11      An agreement not to charge child-related offenses is not the same thing as agreeing not to mention that the victim of charged crimes was a child.  We therefore conclude that the State has not committed even a technical breach of the plea agreement, much less a material and substantial one.  Accordingly, trial counsel had no basis for an objection, so the postconviction court properly denied Foster’s motion.

            By the Court.—Judgments and order affirmed.

            This opinion shall not be published.  See Wis. Stat. Rule 809.23(1)(b)5. (2011-12).


 



[1]  State v. Machner, 92 Wis. 2d 797, 285 N.W.2d 905 (Ct. App. 1979).

[2]  The circuit court also consolidated the cases with a third case, that of a co-defendant.

[3]  The pleas were accepted, and sentence imposed, by the Honorable Rebecca F. Dallet.  The Honorable Ellen R. Brostrom reviewed and denied the postconviction motion.
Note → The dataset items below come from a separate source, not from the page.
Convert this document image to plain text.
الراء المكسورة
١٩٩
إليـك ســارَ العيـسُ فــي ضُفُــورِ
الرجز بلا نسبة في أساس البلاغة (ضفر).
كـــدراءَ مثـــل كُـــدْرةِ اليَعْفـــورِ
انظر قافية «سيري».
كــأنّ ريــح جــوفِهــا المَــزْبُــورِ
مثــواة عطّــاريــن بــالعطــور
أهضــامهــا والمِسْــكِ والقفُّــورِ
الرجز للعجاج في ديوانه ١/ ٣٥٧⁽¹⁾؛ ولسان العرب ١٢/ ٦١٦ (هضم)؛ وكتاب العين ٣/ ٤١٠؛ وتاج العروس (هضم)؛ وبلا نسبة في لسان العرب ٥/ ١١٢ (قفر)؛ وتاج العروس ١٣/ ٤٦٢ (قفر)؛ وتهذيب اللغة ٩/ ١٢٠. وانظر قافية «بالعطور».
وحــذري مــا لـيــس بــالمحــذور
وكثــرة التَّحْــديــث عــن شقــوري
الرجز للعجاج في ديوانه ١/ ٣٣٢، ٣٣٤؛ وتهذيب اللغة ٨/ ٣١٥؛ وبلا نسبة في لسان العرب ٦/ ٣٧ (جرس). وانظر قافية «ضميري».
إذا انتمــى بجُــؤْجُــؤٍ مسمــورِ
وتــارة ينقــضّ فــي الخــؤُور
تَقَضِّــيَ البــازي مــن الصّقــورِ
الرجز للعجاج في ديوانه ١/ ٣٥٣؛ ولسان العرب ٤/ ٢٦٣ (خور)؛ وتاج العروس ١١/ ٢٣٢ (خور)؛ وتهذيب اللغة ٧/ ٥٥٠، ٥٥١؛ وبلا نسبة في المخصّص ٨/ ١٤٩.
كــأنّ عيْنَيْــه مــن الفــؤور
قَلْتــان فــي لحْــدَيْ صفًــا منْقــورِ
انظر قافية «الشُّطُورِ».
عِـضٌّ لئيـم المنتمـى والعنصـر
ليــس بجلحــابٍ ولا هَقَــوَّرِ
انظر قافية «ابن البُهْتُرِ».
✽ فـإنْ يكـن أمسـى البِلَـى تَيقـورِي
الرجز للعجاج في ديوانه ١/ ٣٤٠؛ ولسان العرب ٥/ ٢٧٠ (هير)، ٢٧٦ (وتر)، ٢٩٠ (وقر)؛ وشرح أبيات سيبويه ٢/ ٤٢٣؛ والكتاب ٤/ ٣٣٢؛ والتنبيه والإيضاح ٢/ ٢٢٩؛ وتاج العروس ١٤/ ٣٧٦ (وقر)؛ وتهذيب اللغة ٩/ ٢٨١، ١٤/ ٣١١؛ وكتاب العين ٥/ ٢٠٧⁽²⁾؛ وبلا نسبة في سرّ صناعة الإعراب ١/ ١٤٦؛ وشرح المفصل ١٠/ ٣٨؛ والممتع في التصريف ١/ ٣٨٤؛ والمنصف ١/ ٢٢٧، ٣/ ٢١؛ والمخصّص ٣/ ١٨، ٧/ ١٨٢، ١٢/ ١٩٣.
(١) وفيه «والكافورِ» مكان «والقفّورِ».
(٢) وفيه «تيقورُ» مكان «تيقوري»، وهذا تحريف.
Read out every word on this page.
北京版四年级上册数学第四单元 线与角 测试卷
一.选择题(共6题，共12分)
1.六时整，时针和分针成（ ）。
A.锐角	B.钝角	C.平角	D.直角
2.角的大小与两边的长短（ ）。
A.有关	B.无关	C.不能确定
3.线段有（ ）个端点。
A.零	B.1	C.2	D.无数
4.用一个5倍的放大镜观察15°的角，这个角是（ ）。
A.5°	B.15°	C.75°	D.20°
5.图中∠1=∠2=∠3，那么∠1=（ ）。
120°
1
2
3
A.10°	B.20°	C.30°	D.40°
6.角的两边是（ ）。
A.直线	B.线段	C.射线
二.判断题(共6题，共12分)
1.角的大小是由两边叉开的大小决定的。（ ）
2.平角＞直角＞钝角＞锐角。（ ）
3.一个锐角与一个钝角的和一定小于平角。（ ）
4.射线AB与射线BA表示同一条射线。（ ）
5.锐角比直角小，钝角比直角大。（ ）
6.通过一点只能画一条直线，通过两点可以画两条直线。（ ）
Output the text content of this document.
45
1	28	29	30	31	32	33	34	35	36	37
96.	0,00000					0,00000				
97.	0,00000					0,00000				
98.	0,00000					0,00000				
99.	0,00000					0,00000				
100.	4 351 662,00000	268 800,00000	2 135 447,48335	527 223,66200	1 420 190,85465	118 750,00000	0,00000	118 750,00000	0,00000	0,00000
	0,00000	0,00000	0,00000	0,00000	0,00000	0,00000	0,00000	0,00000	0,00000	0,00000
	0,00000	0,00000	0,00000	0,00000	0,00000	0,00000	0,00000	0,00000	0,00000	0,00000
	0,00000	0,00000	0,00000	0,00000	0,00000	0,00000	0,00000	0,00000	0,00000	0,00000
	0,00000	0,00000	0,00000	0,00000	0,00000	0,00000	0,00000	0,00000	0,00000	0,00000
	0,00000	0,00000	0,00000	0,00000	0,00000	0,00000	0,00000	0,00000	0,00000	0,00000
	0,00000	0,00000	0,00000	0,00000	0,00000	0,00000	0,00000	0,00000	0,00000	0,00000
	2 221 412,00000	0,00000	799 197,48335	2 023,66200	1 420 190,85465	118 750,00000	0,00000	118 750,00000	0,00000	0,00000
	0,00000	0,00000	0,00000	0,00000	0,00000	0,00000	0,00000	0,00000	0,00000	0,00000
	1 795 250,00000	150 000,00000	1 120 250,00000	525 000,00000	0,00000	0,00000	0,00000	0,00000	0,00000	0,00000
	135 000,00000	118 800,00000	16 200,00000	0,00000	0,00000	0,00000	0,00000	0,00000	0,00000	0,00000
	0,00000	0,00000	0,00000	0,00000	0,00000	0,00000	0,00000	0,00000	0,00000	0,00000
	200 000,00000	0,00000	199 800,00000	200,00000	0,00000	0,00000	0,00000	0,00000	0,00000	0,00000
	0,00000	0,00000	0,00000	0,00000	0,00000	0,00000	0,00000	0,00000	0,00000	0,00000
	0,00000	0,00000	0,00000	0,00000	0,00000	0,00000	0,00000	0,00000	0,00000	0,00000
[4]  The motion also sought resentencing because the seven years of initial confinement on the pandering charge exceeded the statutory maximum.  The postconviction court commuted the supervision term to the five-year maximum but declined to have a full resentencing hearing.  That decision is not challenged on appeal.

[5]  We have altered certain capitalizations for consistency.